I originally ordered an aftermarket replacement seal off intranet at half the price. It came in poor packaging & crumpled in a ball when received. After install, it would not seal & worse than the old seal that was replaced. I removed poor quality seal & returned it. I then ordered the OEM seal from PartSelect. It came in proper packaging. I kept the inside door shelving in place with two mid screws. Beginning at top I inserted sealing grove into channel of shelving working all the way around door frame. Making sure there was no crinkles or bulges at one place & it was all even. I replaced all screws ensuring not to over tighten. Close door and made sure magnetic seal pull closed to freezer & door on both sides by sliding my finger all the way around. I did not open the door for 1 hour to ensure rubber seal had taken proper shape to freezer frame. After I worked door Open/Close many times. Door seal worked perfectly every time then and now. This is a perfect example why to buy quality parts the first time.
Coming from the refrigerator, there was an intermittent "clicking noise", occurring about every 30 seconds. The frig. eventually failed .
I removed the back cover and removed the clip holding the compressor- run capacitor and start relay. I replaced these 2 components and clean the dust from the frig., and from the bottom of the floor. I replaced the back cover ; Loss about $300 worth of meat when when the frig. failed.
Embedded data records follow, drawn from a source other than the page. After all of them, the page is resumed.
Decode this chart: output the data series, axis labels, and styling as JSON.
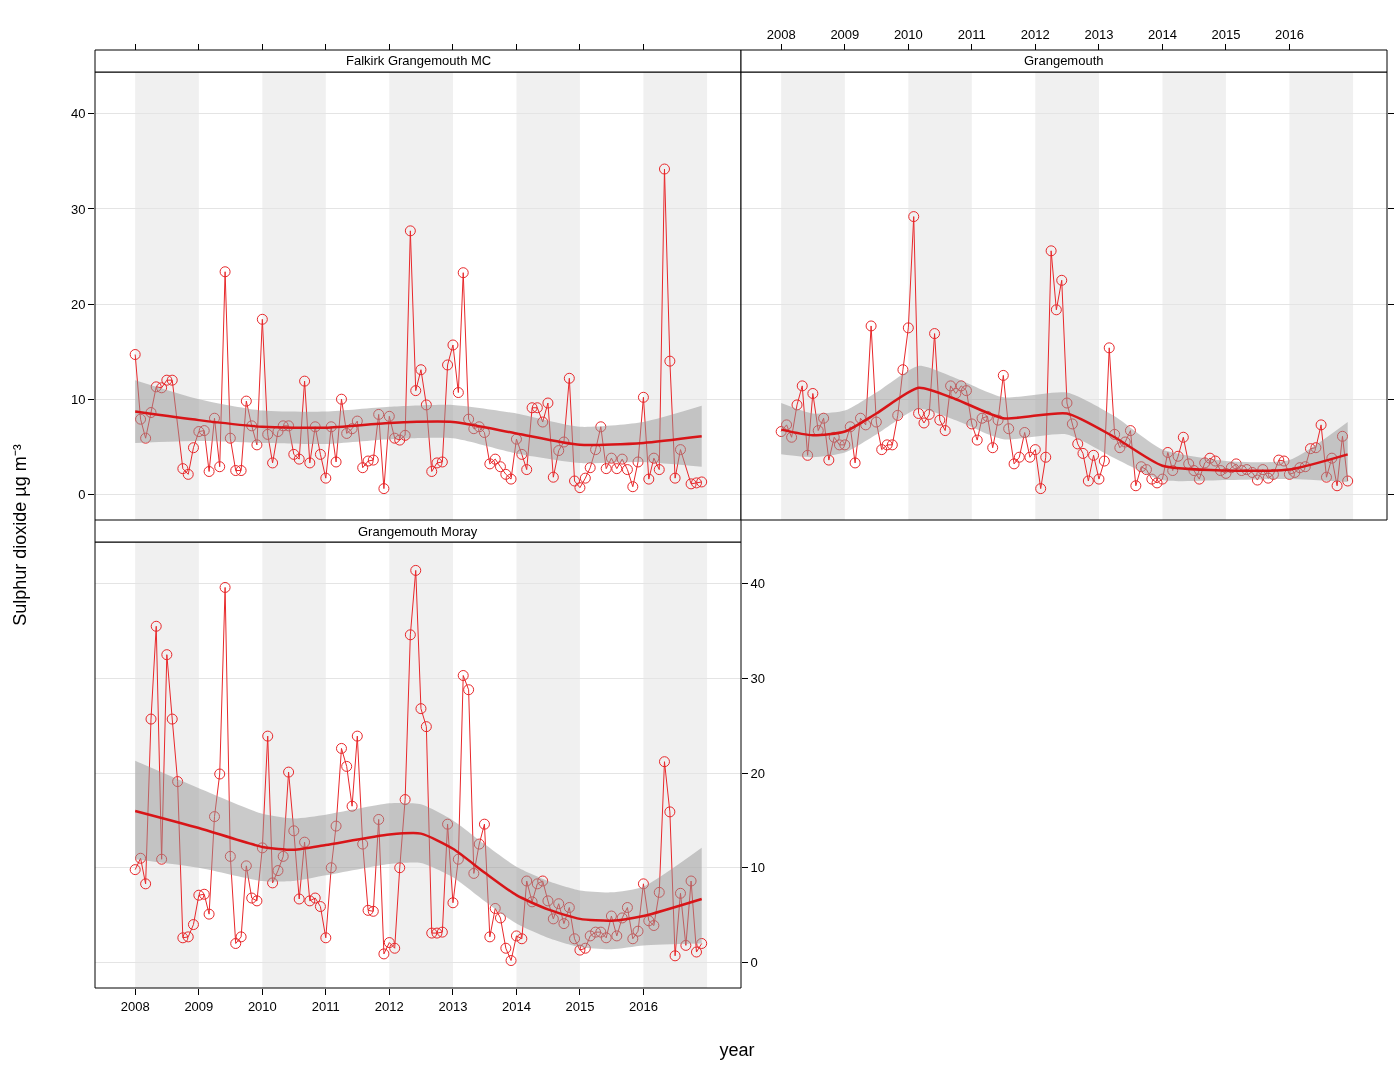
{
  "chart_data": [
    {
      "type": "line",
      "title": "Falkirk Grangemouth MC",
      "ylabel": "Sulphur dioxide µg m⁻³",
      "grid": "y",
      "tick_labels": "y",
      "xlim": [
        "2007-05-15",
        "2017-07-15"
      ],
      "xticks": [
        "2008",
        "2009",
        "2010",
        "2011",
        "2012",
        "2013",
        "2014",
        "2015",
        "2016"
      ],
      "ylim": [
        -2.7,
        44.4
      ],
      "yticks": [
        0,
        10,
        20,
        30,
        40
      ],
      "bands": [
        {
          "axis": "x",
          "from": "2008",
          "to": "2009",
          "color": "#f0f0f0"
        },
        {
          "axis": "x",
          "from": "2010",
          "to": "2011",
          "color": "#f0f0f0"
        },
        {
          "axis": "x",
          "from": "2012",
          "to": "2013",
          "color": "#f0f0f0"
        },
        {
          "axis": "x",
          "from": "2014",
          "to": "2015",
          "color": "#f0f0f0"
        },
        {
          "axis": "x",
          "from": "2016",
          "to": "2017",
          "color": "#f0f0f0"
        }
      ],
      "x": [
        "2008-01",
        "2008-02",
        "2008-03",
        "2008-04",
        "2008-05",
        "2008-06",
        "2008-07",
        "2008-08",
        "2008-09",
        "2008-10",
        "2008-11",
        "2008-12",
        "2009-01",
        "2009-02",
        "2009-03",
        "2009-04",
        "2009-05",
        "2009-06",
        "2009-07",
        "2009-08",
        "2009-09",
        "2009-10",
        "2009-11",
        "2009-12",
        "2010-01",
        "2010-02",
        "2010-03",
        "2010-04",
        "2010-05",
        "2010-06",
        "2010-07",
        "2010-08",
        "2010-09",
        "2010-10",
        "2010-11",
        "2010-12",
        "2011-01",
        "2011-02",
        "2011-03",
        "2011-04",
        "2011-05",
        "2011-06",
        "2011-07",
        "2011-08",
        "2011-09",
        "2011-10",
        "2011-11",
        "2011-12",
        "2012-01",
        "2012-02",
        "2012-03",
        "2012-04",
        "2012-05",
        "2012-06",
        "2012-07",
        "2012-08",
        "2012-09",
        "2012-10",
        "2012-11",
        "2012-12",
        "2013-01",
        "2013-02",
        "2013-03",
        "2013-04",
        "2013-05",
        "2013-06",
        "2013-07",
        "2013-08",
        "2013-09",
        "2013-10",
        "2013-11",
        "2013-12",
        "2014-01",
        "2014-02",
        "2014-03",
        "2014-04",
        "2014-05",
        "2014-06",
        "2014-07",
        "2014-08",
        "2014-09",
        "2014-10",
        "2014-11",
        "2014-12",
        "2015-01",
        "2015-02",
        "2015-03",
        "2015-04",
        "2015-05",
        "2015-06",
        "2015-07",
        "2015-08",
        "2015-09",
        "2015-10",
        "2015-11",
        "2015-12",
        "2016-01",
        "2016-02",
        "2016-03",
        "2016-04",
        "2016-05",
        "2016-06",
        "2016-07",
        "2016-08",
        "2016-09",
        "2016-10",
        "2016-11",
        "2016-12"
      ],
      "series": [
        {
          "color": "#e8282b",
          "marker": "circle",
          "values": [
            14.7,
            7.9,
            5.9,
            8.6,
            11.3,
            11.2,
            12.0,
            12.0,
            null,
            2.7,
            2.1,
            4.9,
            6.6,
            6.7,
            2.4,
            8.0,
            2.9,
            23.4,
            5.9,
            2.5,
            2.5,
            9.8,
            7.2,
            5.2,
            18.4,
            6.3,
            3.3,
            6.6,
            7.2,
            7.2,
            4.2,
            3.7,
            11.9,
            3.3,
            7.1,
            4.2,
            1.7,
            7.1,
            3.4,
            10.0,
            6.4,
            6.9,
            7.7,
            2.8,
            3.5,
            3.6,
            8.4,
            0.6,
            8.2,
            5.9,
            5.7,
            6.2,
            27.7,
            10.9,
            13.1,
            9.4,
            2.4,
            3.3,
            3.4,
            13.6,
            15.7,
            10.7,
            23.3,
            7.9,
            6.9,
            7.1,
            6.5,
            3.2,
            3.7,
            2.9,
            2.1,
            1.6,
            5.8,
            4.2,
            2.6,
            9.1,
            9.1,
            7.6,
            9.6,
            1.8,
            4.6,
            5.5,
            12.2,
            1.4,
            0.7,
            1.7,
            2.8,
            4.7,
            7.1,
            2.7,
            3.8,
            2.7,
            3.7,
            2.6,
            0.8,
            3.4,
            10.2,
            1.6,
            3.8,
            2.6,
            34.2,
            14.0,
            1.7,
            4.7,
            null,
            1.1,
            1.2,
            1.3
          ]
        },
        {
          "color": "#d81518",
          "marker": "none",
          "x": [
            "2008-01",
            "2009-01",
            "2010-01",
            "2011-01",
            "2012-01",
            "2013-01",
            "2014-01",
            "2015-01",
            "2016-01",
            "2016-12"
          ],
          "values": [
            8.7,
            7.8,
            7.1,
            7.0,
            7.5,
            7.6,
            6.4,
            5.2,
            5.4,
            6.1
          ],
          "lower": [
            5.4,
            5.6,
            5.4,
            5.3,
            5.8,
            5.9,
            4.3,
            3.3,
            3.4,
            2.9
          ],
          "upper": [
            12.0,
            10.0,
            8.8,
            8.7,
            9.2,
            9.4,
            8.5,
            7.1,
            7.6,
            9.3
          ]
        }
      ]
    },
    {
      "type": "line",
      "title": "Grangemouth",
      "grid": "y",
      "tick_labels": "x",
      "xlim": [
        "2007-05-15",
        "2017-07-15"
      ],
      "xticks": [
        "2008",
        "2009",
        "2010",
        "2011",
        "2012",
        "2013",
        "2014",
        "2015",
        "2016"
      ],
      "ylim": [
        -2.7,
        44.4
      ],
      "yticks": [
        0,
        10,
        20,
        30,
        40
      ],
      "bands": [
        {
          "axis": "x",
          "from": "2008",
          "to": "2009",
          "color": "#f0f0f0"
        },
        {
          "axis": "x",
          "from": "2010",
          "to": "2011",
          "color": "#f0f0f0"
        },
        {
          "axis": "x",
          "from": "2012",
          "to": "2013",
          "color": "#f0f0f0"
        },
        {
          "axis": "x",
          "from": "2014",
          "to": "2015",
          "color": "#f0f0f0"
        },
        {
          "axis": "x",
          "from": "2016",
          "to": "2017",
          "color": "#f0f0f0"
        }
      ],
      "x": [
        "2008-01",
        "2008-02",
        "2008-03",
        "2008-04",
        "2008-05",
        "2008-06",
        "2008-07",
        "2008-08",
        "2008-09",
        "2008-10",
        "2008-11",
        "2008-12",
        "2009-01",
        "2009-02",
        "2009-03",
        "2009-04",
        "2009-05",
        "2009-06",
        "2009-07",
        "2009-08",
        "2009-09",
        "2009-10",
        "2009-11",
        "2009-12",
        "2010-01",
        "2010-02",
        "2010-03",
        "2010-04",
        "2010-05",
        "2010-06",
        "2010-07",
        "2010-08",
        "2010-09",
        "2010-10",
        "2010-11",
        "2010-12",
        "2011-01",
        "2011-02",
        "2011-03",
        "2011-04",
        "2011-05",
        "2011-06",
        "2011-07",
        "2011-08",
        "2011-09",
        "2011-10",
        "2011-11",
        "2011-12",
        "2012-01",
        "2012-02",
        "2012-03",
        "2012-04",
        "2012-05",
        "2012-06",
        "2012-07",
        "2012-08",
        "2012-09",
        "2012-10",
        "2012-11",
        "2012-12",
        "2013-01",
        "2013-02",
        "2013-03",
        "2013-04",
        "2013-05",
        "2013-06",
        "2013-07",
        "2013-08",
        "2013-09",
        "2013-10",
        "2013-11",
        "2013-12",
        "2014-01",
        "2014-02",
        "2014-03",
        "2014-04",
        "2014-05",
        "2014-06",
        "2014-07",
        "2014-08",
        "2014-09",
        "2014-10",
        "2014-11",
        "2014-12",
        "2015-01",
        "2015-02",
        "2015-03",
        "2015-04",
        "2015-05",
        "2015-06",
        "2015-07",
        "2015-08",
        "2015-09",
        "2015-10",
        "2015-11",
        "2015-12",
        "2016-01",
        "2016-02",
        "2016-03",
        "2016-04",
        "2016-05",
        "2016-06",
        "2016-07",
        "2016-08",
        "2016-09",
        "2016-10",
        "2016-11",
        "2016-12"
      ],
      "series": [
        {
          "color": "#e8282b",
          "marker": "circle",
          "values": [
            6.6,
            7.3,
            6.0,
            9.4,
            11.4,
            4.1,
            10.6,
            6.7,
            8.0,
            3.6,
            6.0,
            5.2,
            5.2,
            7.1,
            3.3,
            8.0,
            7.3,
            17.7,
            7.6,
            4.7,
            5.2,
            5.2,
            8.3,
            13.1,
            17.5,
            29.2,
            8.5,
            7.5,
            8.4,
            16.9,
            7.8,
            6.7,
            11.4,
            10.6,
            11.4,
            10.9,
            7.4,
            5.7,
            8.0,
            8.2,
            4.9,
            7.8,
            12.5,
            6.9,
            3.2,
            3.9,
            6.5,
            3.9,
            4.7,
            0.6,
            3.9,
            25.6,
            19.4,
            22.5,
            9.6,
            7.4,
            5.3,
            4.3,
            1.4,
            4.1,
            1.6,
            3.5,
            15.4,
            6.3,
            4.9,
            5.5,
            6.7,
            0.9,
            2.9,
            2.6,
            1.6,
            1.2,
            1.6,
            4.4,
            2.5,
            4.0,
            6.0,
            3.2,
            2.5,
            1.6,
            3.3,
            3.8,
            3.5,
            2.5,
            2.2,
            2.8,
            3.2,
            2.5,
            2.6,
            2.3,
            1.5,
            2.6,
            1.7,
            2.1,
            3.6,
            3.5,
            2.1,
            2.3,
            2.8,
            2.9,
            4.8,
            4.9,
            7.3,
            1.8,
            3.8,
            0.9,
            6.1,
            1.4
          ]
        },
        {
          "color": "#d81518",
          "marker": "none",
          "x": [
            "2008-01",
            "2008-07",
            "2009-01",
            "2009-07",
            "2010-03",
            "2010-10",
            "2011-07",
            "2012-07",
            "2013-04",
            "2014-01",
            "2015-01",
            "2016-01",
            "2016-12"
          ],
          "values": [
            6.8,
            6.2,
            6.6,
            8.5,
            11.2,
            10.0,
            8.0,
            8.5,
            6.0,
            3.0,
            2.5,
            2.6,
            4.2
          ],
          "lower": [
            4.2,
            3.9,
            4.4,
            6.3,
            9.0,
            7.8,
            5.8,
            6.3,
            3.8,
            1.5,
            1.5,
            1.6,
            1.3
          ],
          "upper": [
            9.6,
            8.5,
            8.8,
            10.7,
            13.5,
            12.2,
            10.2,
            10.7,
            8.2,
            4.7,
            3.5,
            3.6,
            7.6
          ]
        }
      ]
    },
    {
      "type": "line",
      "title": "Grangemouth Moray",
      "xlabel": "year",
      "grid": "y",
      "xlim": [
        "2007-05-15",
        "2017-07-15"
      ],
      "xticks": [
        "2008",
        "2009",
        "2010",
        "2011",
        "2012",
        "2013",
        "2014",
        "2015",
        "2016"
      ],
      "ylim": [
        -2.7,
        44.4
      ],
      "yticks": [
        0,
        10,
        20,
        30,
        40
      ],
      "bands": [
        {
          "axis": "x",
          "from": "2008",
          "to": "2009",
          "color": "#f0f0f0"
        },
        {
          "axis": "x",
          "from": "2010",
          "to": "2011",
          "color": "#f0f0f0"
        },
        {
          "axis": "x",
          "from": "2012",
          "to": "2013",
          "color": "#f0f0f0"
        },
        {
          "axis": "x",
          "from": "2014",
          "to": "2015",
          "color": "#f0f0f0"
        },
        {
          "axis": "x",
          "from": "2016",
          "to": "2017",
          "color": "#f0f0f0"
        }
      ],
      "x": [
        "2008-01",
        "2008-02",
        "2008-03",
        "2008-04",
        "2008-05",
        "2008-06",
        "2008-07",
        "2008-08",
        "2008-09",
        "2008-10",
        "2008-11",
        "2008-12",
        "2009-01",
        "2009-02",
        "2009-03",
        "2009-04",
        "2009-05",
        "2009-06",
        "2009-07",
        "2009-08",
        "2009-09",
        "2009-10",
        "2009-11",
        "2009-12",
        "2010-01",
        "2010-02",
        "2010-03",
        "2010-04",
        "2010-05",
        "2010-06",
        "2010-07",
        "2010-08",
        "2010-09",
        "2010-10",
        "2010-11",
        "2010-12",
        "2011-01",
        "2011-02",
        "2011-03",
        "2011-04",
        "2011-05",
        "2011-06",
        "2011-07",
        "2011-08",
        "2011-09",
        "2011-10",
        "2011-11",
        "2011-12",
        "2012-01",
        "2012-02",
        "2012-03",
        "2012-04",
        "2012-05",
        "2012-06",
        "2012-07",
        "2012-08",
        "2012-09",
        "2012-10",
        "2012-11",
        "2012-12",
        "2013-01",
        "2013-02",
        "2013-03",
        "2013-04",
        "2013-05",
        "2013-06",
        "2013-07",
        "2013-08",
        "2013-09",
        "2013-10",
        "2013-11",
        "2013-12",
        "2014-01",
        "2014-02",
        "2014-03",
        "2014-04",
        "2014-05",
        "2014-06",
        "2014-07",
        "2014-08",
        "2014-09",
        "2014-10",
        "2014-11",
        "2014-12",
        "2015-01",
        "2015-02",
        "2015-03",
        "2015-04",
        "2015-05",
        "2015-06",
        "2015-07",
        "2015-08",
        "2015-09",
        "2015-10",
        "2015-11",
        "2015-12",
        "2016-01",
        "2016-02",
        "2016-03",
        "2016-04",
        "2016-05",
        "2016-06",
        "2016-07",
        "2016-08",
        "2016-09",
        "2016-10",
        "2016-11",
        "2016-12"
      ],
      "series": [
        {
          "color": "#e8282b",
          "marker": "circle",
          "values": [
            9.8,
            11.0,
            8.3,
            25.7,
            35.5,
            10.9,
            32.5,
            25.7,
            19.1,
            2.6,
            2.7,
            4.0,
            7.1,
            7.2,
            5.1,
            15.4,
            19.9,
            39.6,
            11.2,
            2.0,
            2.7,
            10.2,
            6.8,
            6.5,
            12.1,
            23.9,
            8.4,
            9.7,
            11.2,
            20.1,
            13.9,
            6.7,
            12.7,
            6.5,
            6.8,
            5.9,
            2.6,
            10.0,
            14.4,
            22.6,
            20.7,
            16.5,
            23.9,
            12.5,
            5.5,
            5.4,
            15.1,
            0.9,
            2.1,
            1.5,
            10.0,
            17.2,
            34.6,
            41.4,
            26.8,
            24.9,
            3.1,
            3.1,
            3.2,
            14.6,
            6.3,
            10.9,
            30.3,
            28.8,
            9.4,
            12.5,
            14.6,
            2.7,
            5.7,
            4.7,
            1.5,
            0.2,
            2.8,
            2.5,
            8.6,
            6.4,
            8.3,
            8.6,
            6.5,
            4.6,
            6.2,
            4.1,
            5.8,
            2.5,
            1.3,
            1.5,
            2.8,
            3.2,
            3.2,
            2.6,
            4.9,
            2.8,
            4.7,
            5.8,
            2.5,
            3.3,
            8.3,
            4.4,
            3.9,
            7.4,
            21.2,
            15.9,
            0.7,
            7.3,
            1.8,
            8.6,
            1.1,
            2.0
          ]
        },
        {
          "color": "#d81518",
          "marker": "none",
          "x": [
            "2008-01",
            "2009-01",
            "2010-01",
            "2010-07",
            "2011-01",
            "2012-01",
            "2012-07",
            "2013-01",
            "2013-07",
            "2014-01",
            "2014-07",
            "2015-01",
            "2015-07",
            "2016-01",
            "2016-12"
          ],
          "values": [
            16.0,
            14.2,
            12.2,
            11.9,
            12.4,
            13.5,
            13.6,
            12.0,
            9.5,
            7.1,
            5.6,
            4.6,
            4.4,
            4.9,
            6.7
          ],
          "lower": [
            10.9,
            10.0,
            8.6,
            8.6,
            9.2,
            10.4,
            10.5,
            9.0,
            6.5,
            4.1,
            2.6,
            1.6,
            1.4,
            1.8,
            2.0
          ],
          "upper": [
            21.3,
            18.4,
            15.7,
            15.2,
            15.6,
            16.8,
            16.7,
            15.0,
            12.5,
            10.1,
            8.6,
            7.6,
            7.4,
            8.0,
            12.1
          ]
        }
      ]
    }
  ]
}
Then I thought that, during these turbulent times, there are many which don't have a refrigerator or any meat to place in it, The refrigerator is "running" normal again.
The temperature displayed on the control panel was erratic
The replacement of the Thermistor is a snap. Take out the bottom two shelves, remove the 8 screws in the back panel, pull it out. Cut the wires to the old thermistor and install the new one. There are demo's on you tube so I wont go into detail.
Unfortunately the replacement door seal was packaged with twists in it and would not lay flat on the door. I found the old seal was not the problem - but instead ice had grown between the door and the door panel so that the door would not seal properly. I reinstalled the old door seal and everything is fine now.
The light was cycling on and off when I opened the door, general flaky operation
As noted, the control board comes without a new housing, bare control board only. I was unable to find a replacement housing. It is impossible to remove the housing from the freezer without breaking the outer retaining tabs.
Unplug the freezer and apply tape on the door around the housing to prevent scratching the paint. Pry the housing out of the door from the front with a stout putty knife or two, which requires a good deal of force. Once the housing is removed from the door, the circuit board comes out of the housing fairly easily following the instructions included with the new control board, and the new board snaps right in to the old housing.
The housing re-installed OK and stays in place acceptably well even with broken retaining tabs.